Re: Seeking computer-programming job (Sunnyvale, CA)

From:
Seamus MacRae <smacrae319@live.ca.nospam>
Newsgroups:
comp.lang.lisp,comp.programming,comp.lang.java.programmer
Date:
Fri, 15 May 2009 00:31:04 -0400
Message-ID:
<guir64$llo$1@news.motzarella.org>
eric-and-jane-smith wrote:

Seamus MacRae <smacrae319@live.ca.nospam> wrote in
news:guhr3h$ffm$1@news.motzarella.org:

If it merely transforms the list, and doesn't care whether they're
runnable, it should not matter. Suppose it sorts the list by priority.


But what if it does care? What if it takes a list of a million objects,
and deletes 17 of them from that list, because those 17 aren't runnable?

In Common Lisp, deleting 17 objects from a list of a million can be done
quickly and efficiently. But you seem to be implying you have to copy the
other 999983 objects to a list of runnables, because otherwise they would
be in a list of objects, even though they're all runnable.
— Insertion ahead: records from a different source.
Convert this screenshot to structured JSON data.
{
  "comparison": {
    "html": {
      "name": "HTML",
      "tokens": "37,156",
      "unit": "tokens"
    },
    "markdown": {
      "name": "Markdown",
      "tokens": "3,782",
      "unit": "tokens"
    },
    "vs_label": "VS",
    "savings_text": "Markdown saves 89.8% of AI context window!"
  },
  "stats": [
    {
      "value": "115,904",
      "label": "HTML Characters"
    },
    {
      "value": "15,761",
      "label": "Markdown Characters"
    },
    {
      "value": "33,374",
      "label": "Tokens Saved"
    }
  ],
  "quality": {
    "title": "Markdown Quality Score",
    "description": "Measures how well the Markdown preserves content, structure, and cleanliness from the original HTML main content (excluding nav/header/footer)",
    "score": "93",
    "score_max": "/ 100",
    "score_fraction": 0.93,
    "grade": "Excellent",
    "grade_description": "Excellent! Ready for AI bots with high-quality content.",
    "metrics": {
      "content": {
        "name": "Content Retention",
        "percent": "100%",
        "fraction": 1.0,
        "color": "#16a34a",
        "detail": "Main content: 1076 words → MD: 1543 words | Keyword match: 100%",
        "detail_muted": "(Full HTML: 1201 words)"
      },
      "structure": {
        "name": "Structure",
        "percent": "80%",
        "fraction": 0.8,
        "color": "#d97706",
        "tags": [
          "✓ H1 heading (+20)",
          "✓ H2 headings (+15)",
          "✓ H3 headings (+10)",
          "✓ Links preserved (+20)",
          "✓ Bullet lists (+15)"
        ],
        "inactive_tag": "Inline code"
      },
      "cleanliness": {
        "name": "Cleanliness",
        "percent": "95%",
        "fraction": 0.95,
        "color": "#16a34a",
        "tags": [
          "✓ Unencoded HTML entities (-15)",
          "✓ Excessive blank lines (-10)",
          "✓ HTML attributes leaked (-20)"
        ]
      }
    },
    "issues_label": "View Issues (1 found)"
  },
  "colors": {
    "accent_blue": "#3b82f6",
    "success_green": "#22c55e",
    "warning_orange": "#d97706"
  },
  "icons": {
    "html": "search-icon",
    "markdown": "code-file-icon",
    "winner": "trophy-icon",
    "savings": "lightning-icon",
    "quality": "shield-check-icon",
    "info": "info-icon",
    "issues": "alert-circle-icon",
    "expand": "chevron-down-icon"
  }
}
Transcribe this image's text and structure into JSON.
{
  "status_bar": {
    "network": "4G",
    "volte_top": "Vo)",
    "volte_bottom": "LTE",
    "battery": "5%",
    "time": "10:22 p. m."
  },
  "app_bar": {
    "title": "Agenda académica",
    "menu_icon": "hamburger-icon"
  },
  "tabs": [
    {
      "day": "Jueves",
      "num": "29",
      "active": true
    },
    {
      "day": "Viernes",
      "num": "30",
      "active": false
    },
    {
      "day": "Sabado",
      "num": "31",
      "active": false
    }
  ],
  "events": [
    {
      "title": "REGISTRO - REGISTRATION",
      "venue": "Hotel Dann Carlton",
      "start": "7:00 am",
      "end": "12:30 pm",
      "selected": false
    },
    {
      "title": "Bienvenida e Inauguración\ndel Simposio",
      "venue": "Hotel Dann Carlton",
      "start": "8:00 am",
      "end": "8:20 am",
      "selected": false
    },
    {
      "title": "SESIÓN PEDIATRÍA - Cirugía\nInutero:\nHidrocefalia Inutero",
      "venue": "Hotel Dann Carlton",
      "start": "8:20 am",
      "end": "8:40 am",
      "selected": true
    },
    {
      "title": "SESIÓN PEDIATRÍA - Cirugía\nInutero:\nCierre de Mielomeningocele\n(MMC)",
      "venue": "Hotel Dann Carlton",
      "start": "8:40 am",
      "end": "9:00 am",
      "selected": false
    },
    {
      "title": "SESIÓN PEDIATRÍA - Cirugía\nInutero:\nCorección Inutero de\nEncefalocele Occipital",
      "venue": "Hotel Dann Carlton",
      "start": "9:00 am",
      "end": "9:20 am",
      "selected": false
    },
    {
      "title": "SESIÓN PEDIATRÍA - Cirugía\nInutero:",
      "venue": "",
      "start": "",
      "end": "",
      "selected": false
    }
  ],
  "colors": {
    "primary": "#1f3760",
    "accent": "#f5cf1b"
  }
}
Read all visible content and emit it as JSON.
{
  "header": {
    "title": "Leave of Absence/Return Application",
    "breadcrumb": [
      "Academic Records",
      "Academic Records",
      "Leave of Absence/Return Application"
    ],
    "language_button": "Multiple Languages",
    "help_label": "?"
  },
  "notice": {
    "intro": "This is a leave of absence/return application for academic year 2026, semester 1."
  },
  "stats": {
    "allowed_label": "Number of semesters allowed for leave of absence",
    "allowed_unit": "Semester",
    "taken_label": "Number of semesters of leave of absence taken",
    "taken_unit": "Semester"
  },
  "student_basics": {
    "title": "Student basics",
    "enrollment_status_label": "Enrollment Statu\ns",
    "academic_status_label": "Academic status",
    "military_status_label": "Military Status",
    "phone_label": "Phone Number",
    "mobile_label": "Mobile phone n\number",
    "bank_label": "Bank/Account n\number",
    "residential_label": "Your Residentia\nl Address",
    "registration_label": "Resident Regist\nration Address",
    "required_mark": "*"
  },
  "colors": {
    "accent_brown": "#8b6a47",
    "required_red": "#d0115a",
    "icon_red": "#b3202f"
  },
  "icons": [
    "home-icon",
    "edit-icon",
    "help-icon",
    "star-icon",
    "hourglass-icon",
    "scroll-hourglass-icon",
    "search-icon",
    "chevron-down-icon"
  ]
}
Not in Java. In Java, you can use:

/**
  * Removes non-<code>Runnable</code> objects from <code>list</code>
  * and returns pruned list as a <code>List&lt;Runnable&gt;</code>;
  * caller is responsible for synchronizing the list if necessary.
  */
@SuppressWarnings("unchecked")
/*
  * Justification: the only unchecked cast is in the return
  * line, and all non-Runnables have been removed from the
  * list at that time. The returned list is a list of
  * Runnables unless a data race occurred. Correct behavior,
  * as ever, depends on the caller synchronizing where
  * appropriate.
  */
public List<Runnable> pruneList (List<?> list) {
     for (Iterator<?> i = list.iterator(); i.hasNext();) {
         // Old "for" used intentionally
         Object o = i.next();
         if (!(o instanceof Runnable)) i.remove();
     }
     return (List<Runnable>)list;
}

Untested. The intent should be pretty clear, though. The reason for
using the old "for" is to get efficient removal. Performance is O(n) for
a LinkedList, and no copying is done.

A version that copies the list would be thread-safer:

/**
  * Makes and returns a copy of <code>list</code> with only the
  * <code>Runnable</code> objects, whose order is preserved;
  * caller is responsible for synchronizing the list if necessary.
  */
public List<Runnable> pruneList2 (List<?> list) {
     List<Runnable> ret = new ArrayList<Runnable>(list.size());
     for (Object o : list) {
         if (o instanceof Runnable) ret.add((Runnable)o);
     }
     return ret;
}

This makes a copy with only the runnable objects. Copy cost is O(number
of runnables in source list). Only pointers are copied, rather than the
actual objects in the list. The cast to Runnable should never fail. No
unchecked cast is used in this version. With respect to threading, since
the result list is local until the method exits and the object is local
from before the instanceof test until insertion in the result list:
1. The result list will never, EVEN WITH a data race, come out
    containing a non-Runnable.
2. A weak consistency may apply to concurrent use of the source list:
    an object in the output list will have been in the input list at the
    time of the method call or added while it was running, and an object
    not in the output list either was not in the input list at the
    time of the method call, was removed while it was running, or was not
    Runnable. Whether this actually works depends on whether the source
    list has (at least) weakly consistent concurrent iteration and
    modification. The java.util lists don't; this method may throw
    ConcurrentModificationException. The java.util.concurrent lists are
    another matter (for instance, CopyOnWriteArrayList).